The latest effort is less heroic: a problematic provision within the vast Dodd–Frank financial regulation statute to reward those who report corporate wrongdoing to the Securities and Exchange Commission (SEC). Whistleblowers who provide original evidence of fraud may be eligible to receive between 10 percent and 30 percent of recovered funds, including penalties and interest, if the information results in the recovery of at least $1 million.

The final rules, effective on August 12, leave employers between the devil and the deep blue sea.

The new Whistleblower Act encourages workers to circumvent internal company procedures and go straight to the feds to report suspected malfeasance. This might not be a problem if it weren’t for the complex and costly anti-fraud requirements previously imposed on publicly held companies under the Sarbanes–Oxley Act.

The new act increases the likelihood that whistleblowers will bypass these internal procedures in pursuit of a windfall reward from the feds. In so doing, corporate managers will lose the opportunity to act promptly and to limit damage from any wrongdoing. Meanwhile, baseless claims could embroil businesses in a costly and protracted federal investigation.

Although notified about these and other potential problems, a majority of the commission rejected calls for requiring employees to first consult internal auditors.

Requiring internal reporting first would more likely root out a problem faster—the goal of whistleblowing, after all—without precluding an employee’s right to also notify the SEC. As for the possibility of retribution, publicly traded companies by law can’t discharge, demote, or harass employees who report violations of securities rules or fraud against shareholders. Indeed, the new rules greatly expand whistleblower protections to those who report a “possible” violation that may be “about to occur.”

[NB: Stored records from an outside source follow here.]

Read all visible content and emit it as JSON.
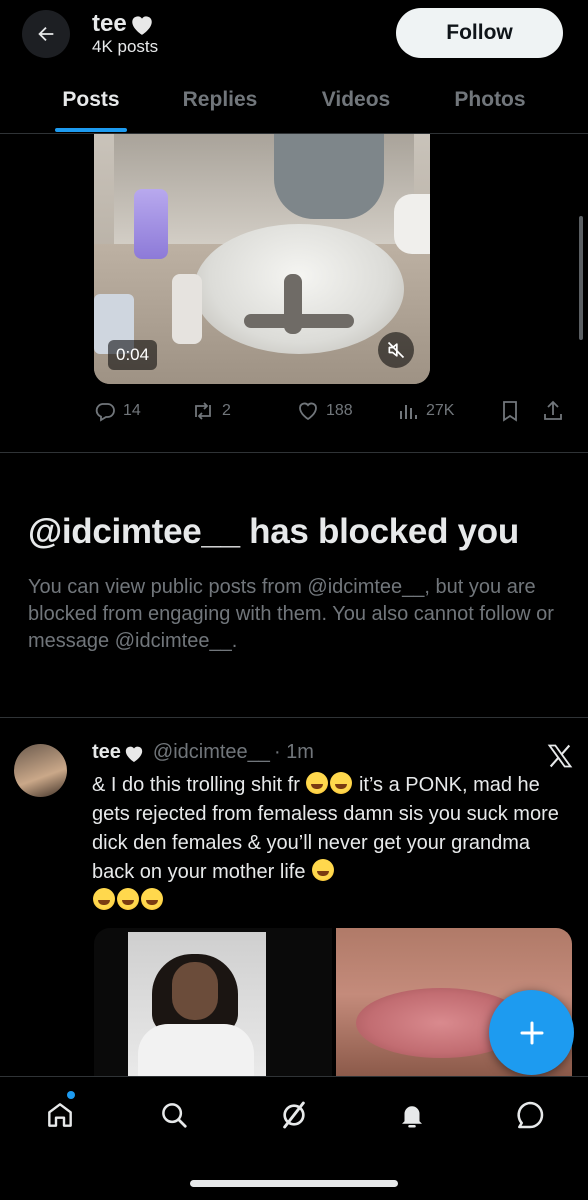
{
  "header": {
    "back_icon": "arrow-left-icon",
    "name": "tee",
    "heart_icon": "white-heart-emoji",
    "post_count": "4K posts",
    "follow_label": "Follow"
  },
  "tabs": [
    {
      "label": "Posts",
      "active": true
    },
    {
      "label": "Replies",
      "active": false
    },
    {
      "label": "Videos",
      "active": false
    },
    {
      "label": "Photos",
      "active": false
    }
  ],
  "video_post": {
    "duration": "0:04",
    "mute_icon": "speaker-muted-icon",
    "replies": "14",
    "reposts": "2",
    "likes": "188",
    "views": "27K"
  },
  "blocked": {
    "title": "@idcimtee__ has blocked you",
    "body": "You can view public posts from @idcimtee__, but you are blocked from engaging with them. You also cannot follow or message @idcimtee__."
  },
  "post": {
    "name": "tee",
    "handle": "@idcimtee__",
    "time": "· 1m",
    "text_before": "& I do this trolling shit fr ",
    "text_middle": " it’s a PONK, mad he gets rejected from femaless damn sis you suck more dick den females & you’ll never get your grandma back on your mother life ",
    "emoji_rofl": "rolling-on-floor-laughing-emoji",
    "emoji_joy": "face-with-tears-of-joy-emoji"
  },
  "fab_icon": "plus-icon",
  "nav": [
    {
      "name": "home-icon",
      "badge": true
    },
    {
      "name": "search-icon",
      "badge": false
    },
    {
      "name": "grok-icon",
      "badge": false
    },
    {
      "name": "bell-icon",
      "badge": false
    },
    {
      "name": "message-icon",
      "badge": false
    }
  ],
  "colors": {
    "accent": "#1d9bf0",
    "background": "#000000",
    "text": "#e7e9ea",
    "muted": "#71767b"
  }
}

There’s also concern that the SEC, already overwhelmed with Dodd–Frank rulemaking, lacks the resources to investigate the flood of allegations likely to result from the prospect of a huge payout. As it is, the SEC has been faulted for ignoring Harry Markopolos, who tried to warn the agency about Bernard Madoff’s Ponzi scheme.

It is understandable that the commission would craft a whistleblowing rule that, in effect, bolsters its powers. But the action conflicts with the costly mandates already imposed on public corporations and threatens to overwhelm commission resources. Consequently, Congress would do well to reconsider the SEC’s whistleblower rules. The point is not to hinder reports of wrongdoing but to ensure that malfeasance is dealt with swiftly and most effectively.